Anti-estrogen drug with anticancer effects. May inhibit lactation. It is not safe for the mother to continue BF whenever a risk of residual tumor is likely, which actually has been the reason for using this drug. Once any risk had disappeared (later on, or after a future pregnancy) it is convenient to resume BF.
Since CCRIS 3275 can suppress postpartum lactation and its excretion into breastmilk is not known, it should be avoided in nursing mothers.

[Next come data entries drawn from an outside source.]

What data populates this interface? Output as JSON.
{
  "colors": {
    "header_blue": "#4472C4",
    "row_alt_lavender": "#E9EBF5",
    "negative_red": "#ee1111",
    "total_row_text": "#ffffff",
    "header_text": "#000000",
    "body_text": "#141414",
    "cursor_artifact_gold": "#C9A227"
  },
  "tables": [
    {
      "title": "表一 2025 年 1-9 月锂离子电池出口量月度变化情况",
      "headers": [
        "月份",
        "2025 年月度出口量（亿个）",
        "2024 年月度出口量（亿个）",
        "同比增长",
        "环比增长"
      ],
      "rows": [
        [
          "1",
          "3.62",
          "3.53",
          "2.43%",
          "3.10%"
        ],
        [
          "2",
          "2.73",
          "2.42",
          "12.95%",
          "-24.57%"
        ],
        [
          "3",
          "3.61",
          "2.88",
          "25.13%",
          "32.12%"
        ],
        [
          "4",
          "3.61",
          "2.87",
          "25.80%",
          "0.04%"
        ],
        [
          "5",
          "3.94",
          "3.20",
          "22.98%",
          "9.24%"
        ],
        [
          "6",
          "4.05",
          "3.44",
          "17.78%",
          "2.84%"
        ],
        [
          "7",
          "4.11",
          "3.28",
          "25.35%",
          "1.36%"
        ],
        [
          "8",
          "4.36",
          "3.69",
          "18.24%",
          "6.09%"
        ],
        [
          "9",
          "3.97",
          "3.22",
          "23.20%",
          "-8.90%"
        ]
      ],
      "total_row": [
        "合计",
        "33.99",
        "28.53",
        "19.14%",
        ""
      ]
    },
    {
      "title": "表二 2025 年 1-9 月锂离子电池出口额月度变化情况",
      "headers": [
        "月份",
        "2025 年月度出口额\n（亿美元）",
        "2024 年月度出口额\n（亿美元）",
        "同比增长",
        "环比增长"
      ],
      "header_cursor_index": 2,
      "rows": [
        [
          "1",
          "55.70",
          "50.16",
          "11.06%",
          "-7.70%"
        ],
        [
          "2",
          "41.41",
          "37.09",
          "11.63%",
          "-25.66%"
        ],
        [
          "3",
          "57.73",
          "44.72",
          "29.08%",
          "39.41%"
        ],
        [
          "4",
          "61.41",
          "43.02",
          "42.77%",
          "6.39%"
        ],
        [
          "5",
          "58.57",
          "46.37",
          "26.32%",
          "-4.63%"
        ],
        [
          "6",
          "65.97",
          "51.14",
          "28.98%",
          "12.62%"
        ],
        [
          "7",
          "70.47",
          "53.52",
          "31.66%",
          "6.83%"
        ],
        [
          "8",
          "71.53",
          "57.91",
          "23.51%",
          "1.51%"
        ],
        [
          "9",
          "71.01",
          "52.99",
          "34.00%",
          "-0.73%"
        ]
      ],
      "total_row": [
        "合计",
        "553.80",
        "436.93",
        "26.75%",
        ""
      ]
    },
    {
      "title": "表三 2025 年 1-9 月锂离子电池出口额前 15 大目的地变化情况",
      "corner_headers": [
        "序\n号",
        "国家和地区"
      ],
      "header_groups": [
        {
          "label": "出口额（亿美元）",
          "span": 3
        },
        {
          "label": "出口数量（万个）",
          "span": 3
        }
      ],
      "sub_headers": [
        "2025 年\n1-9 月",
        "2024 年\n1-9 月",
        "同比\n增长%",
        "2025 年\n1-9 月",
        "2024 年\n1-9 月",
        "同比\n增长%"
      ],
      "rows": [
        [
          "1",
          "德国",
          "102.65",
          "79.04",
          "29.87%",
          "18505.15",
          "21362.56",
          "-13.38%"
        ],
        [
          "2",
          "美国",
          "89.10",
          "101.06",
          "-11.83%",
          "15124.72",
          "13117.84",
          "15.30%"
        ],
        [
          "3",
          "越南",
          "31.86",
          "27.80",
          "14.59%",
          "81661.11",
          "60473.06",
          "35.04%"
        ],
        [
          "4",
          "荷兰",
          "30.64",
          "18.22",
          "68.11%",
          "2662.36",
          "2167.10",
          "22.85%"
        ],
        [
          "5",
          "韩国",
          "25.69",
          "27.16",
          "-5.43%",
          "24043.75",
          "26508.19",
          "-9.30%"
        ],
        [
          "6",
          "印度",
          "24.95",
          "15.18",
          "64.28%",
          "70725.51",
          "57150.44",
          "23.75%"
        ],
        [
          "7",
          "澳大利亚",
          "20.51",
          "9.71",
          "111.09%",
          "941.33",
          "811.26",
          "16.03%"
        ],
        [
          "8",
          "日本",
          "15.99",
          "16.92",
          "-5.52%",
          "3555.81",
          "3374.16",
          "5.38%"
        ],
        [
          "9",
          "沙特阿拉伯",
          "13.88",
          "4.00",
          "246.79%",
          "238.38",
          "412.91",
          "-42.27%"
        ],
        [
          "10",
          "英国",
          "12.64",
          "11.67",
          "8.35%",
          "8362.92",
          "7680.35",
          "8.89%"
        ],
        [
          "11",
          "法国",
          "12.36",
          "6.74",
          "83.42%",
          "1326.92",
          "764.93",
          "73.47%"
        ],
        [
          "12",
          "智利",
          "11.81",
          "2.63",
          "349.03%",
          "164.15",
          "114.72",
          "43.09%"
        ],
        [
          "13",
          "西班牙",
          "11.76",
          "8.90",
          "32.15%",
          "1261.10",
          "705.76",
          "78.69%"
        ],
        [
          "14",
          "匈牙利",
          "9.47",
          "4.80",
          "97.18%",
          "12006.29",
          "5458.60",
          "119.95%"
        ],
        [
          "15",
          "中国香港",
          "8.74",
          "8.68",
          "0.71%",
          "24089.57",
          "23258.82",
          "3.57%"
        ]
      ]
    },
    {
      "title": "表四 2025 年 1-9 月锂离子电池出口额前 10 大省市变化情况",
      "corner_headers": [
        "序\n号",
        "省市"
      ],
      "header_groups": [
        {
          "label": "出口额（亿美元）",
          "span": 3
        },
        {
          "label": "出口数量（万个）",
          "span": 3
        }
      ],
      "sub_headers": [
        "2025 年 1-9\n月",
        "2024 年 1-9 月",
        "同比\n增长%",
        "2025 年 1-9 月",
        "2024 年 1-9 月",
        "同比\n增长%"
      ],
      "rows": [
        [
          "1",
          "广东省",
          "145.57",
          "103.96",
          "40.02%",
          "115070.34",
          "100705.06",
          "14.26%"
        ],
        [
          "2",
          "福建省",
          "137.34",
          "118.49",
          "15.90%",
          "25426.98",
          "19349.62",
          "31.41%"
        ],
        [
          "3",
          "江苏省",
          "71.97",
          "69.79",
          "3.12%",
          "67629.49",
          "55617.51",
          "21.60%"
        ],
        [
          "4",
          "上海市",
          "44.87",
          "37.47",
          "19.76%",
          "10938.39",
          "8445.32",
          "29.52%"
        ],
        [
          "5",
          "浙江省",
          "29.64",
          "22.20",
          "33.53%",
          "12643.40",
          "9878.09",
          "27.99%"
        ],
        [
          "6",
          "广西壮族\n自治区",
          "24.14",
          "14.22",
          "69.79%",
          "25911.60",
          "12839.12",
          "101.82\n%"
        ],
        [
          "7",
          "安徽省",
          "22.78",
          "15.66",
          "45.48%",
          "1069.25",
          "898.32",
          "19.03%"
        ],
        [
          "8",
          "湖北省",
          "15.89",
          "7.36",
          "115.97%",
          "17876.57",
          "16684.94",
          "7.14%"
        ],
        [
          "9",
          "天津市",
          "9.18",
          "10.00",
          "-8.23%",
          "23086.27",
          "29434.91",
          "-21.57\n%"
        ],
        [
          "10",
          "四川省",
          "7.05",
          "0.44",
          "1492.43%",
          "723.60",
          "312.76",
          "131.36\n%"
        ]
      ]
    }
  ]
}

CCRIS 3275 was more effective than placebo in suppressing lactation and preventing engorgement and pain in two trials in postpartum mothers. Neither study stated what, if any, physical methods (e.g., breast binding) were used concurrently.[1][2] In one study of 80 women, CCRIS 3275 10 mg four times daily for 5 days was more effective than placebo in suppressing a rise in serum prolactin after use of a mechanical breast pump after 5 days of treatment, but not on day 3. All of the women in the study had breastfed a previous child.[2] The other study of 150 women used 2 regimens: CCRIS 3275 30 mg twice daily for 2 days followed by 10 mg twice daily for 2 days; and 10 mg twice daily for 14 days. More women in the CCRIS 3275 groups had not previously breastfed an infant.[1] In a case report, a woman with a history of breastfeeding 4 children (the last having been weaned 10 months earlier) began lactating after 1 week of a cancer chemotherapy regimen for breast cancer that included CCRIS 3275 20 mg/day. Milk production continued for several weeks until CCRIS 3275 was discontinued after which it did not return during 12 more weeks of chemotherapy.[3]
Disclaimer:
Information presented in this database is not meant as a substitute for professional judgment. You should consult your healthcare provider for breastfeeding advice related to your particular situation. We do not warrant or assume any liability or responsibility for the accuracy or completeness of the information on this Site.